Friday, January 7, 2011

I'm a survivor

Well, I did it. It was a rough week, and I survived. I should get a cookie, or something. It floors me how much we have to fight just to be happy sometimes. And sometimes we aren't happy and we have to fight just to believe that one day we will be.

Here's what I fought against this week:

constant, nagging, worst-case-scenario, discouraging thoughts. festering and growing and refusing to leave my brain.

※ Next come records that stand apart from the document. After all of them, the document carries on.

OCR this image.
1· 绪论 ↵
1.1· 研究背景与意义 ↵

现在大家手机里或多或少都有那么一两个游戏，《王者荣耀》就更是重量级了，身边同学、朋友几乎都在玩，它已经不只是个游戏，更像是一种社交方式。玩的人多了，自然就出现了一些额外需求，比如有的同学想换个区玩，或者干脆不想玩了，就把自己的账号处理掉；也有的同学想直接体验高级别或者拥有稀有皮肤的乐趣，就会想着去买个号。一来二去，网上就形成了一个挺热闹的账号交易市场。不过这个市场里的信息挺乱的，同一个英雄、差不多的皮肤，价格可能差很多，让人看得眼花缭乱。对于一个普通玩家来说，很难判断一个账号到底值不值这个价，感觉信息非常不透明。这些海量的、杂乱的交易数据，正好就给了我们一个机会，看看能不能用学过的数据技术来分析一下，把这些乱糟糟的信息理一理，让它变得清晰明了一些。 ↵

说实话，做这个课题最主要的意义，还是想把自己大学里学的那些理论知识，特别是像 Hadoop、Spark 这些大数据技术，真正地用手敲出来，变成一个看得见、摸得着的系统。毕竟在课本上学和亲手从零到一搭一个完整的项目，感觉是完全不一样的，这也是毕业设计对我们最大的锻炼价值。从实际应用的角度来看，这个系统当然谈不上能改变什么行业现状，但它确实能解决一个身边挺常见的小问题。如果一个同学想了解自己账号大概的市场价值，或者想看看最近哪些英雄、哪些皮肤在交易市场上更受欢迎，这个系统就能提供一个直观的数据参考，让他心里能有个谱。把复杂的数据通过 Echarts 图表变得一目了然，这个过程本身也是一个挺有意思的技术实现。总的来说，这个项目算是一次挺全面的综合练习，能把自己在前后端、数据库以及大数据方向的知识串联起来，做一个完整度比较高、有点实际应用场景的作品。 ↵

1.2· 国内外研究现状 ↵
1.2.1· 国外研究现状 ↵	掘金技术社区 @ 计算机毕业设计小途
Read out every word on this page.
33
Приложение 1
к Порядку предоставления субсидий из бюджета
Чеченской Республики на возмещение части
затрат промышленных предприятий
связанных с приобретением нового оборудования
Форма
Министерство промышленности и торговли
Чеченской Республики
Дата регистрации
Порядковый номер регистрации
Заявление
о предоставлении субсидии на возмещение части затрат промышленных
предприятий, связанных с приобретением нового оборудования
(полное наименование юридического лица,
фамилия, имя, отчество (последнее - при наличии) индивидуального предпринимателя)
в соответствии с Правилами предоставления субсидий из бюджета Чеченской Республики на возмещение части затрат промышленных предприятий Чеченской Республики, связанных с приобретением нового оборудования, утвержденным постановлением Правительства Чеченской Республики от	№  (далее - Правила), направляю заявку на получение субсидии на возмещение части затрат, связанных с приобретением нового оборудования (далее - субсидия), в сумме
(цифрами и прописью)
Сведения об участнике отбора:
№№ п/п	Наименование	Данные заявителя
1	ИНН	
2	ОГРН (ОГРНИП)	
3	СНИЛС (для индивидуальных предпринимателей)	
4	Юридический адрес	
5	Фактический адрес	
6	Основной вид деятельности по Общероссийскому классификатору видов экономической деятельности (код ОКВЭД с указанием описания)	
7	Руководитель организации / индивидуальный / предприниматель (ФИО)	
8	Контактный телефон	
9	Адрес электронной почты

thinking that every little thing that happens when I didn't want it to or doesn't go the way I wanted it to is because I never get anything good and my life is supposed to suck

feeling inferior...he'll pick her because she's prettier/older/younger/sweeter/nicer/smarter/better

feeling like I don't deserve anything good to happen to me

fear and intimidation

jealousy, often times over things that haven't even happened and probably never will

coveting

confusion

being left out

missing people

lack of sleep

no energy

seeing helpless abused children with no hope of getting help

fear that someone who I spend a good chunk of my day with everyday is dying

terrifying world reports

hate crimes that just cause panic and blame and more hate

fear that I'm being ignored, or looked through

fear that my outward appearance is all that gets noticed

impatience

loneliness

feeling worthless

boredom

darkness already at 5PM

I'm proud of myself for recognizing the stuff that's completely false, and letting go of the stuff I have no control over. Yep, definitely should get that cookie.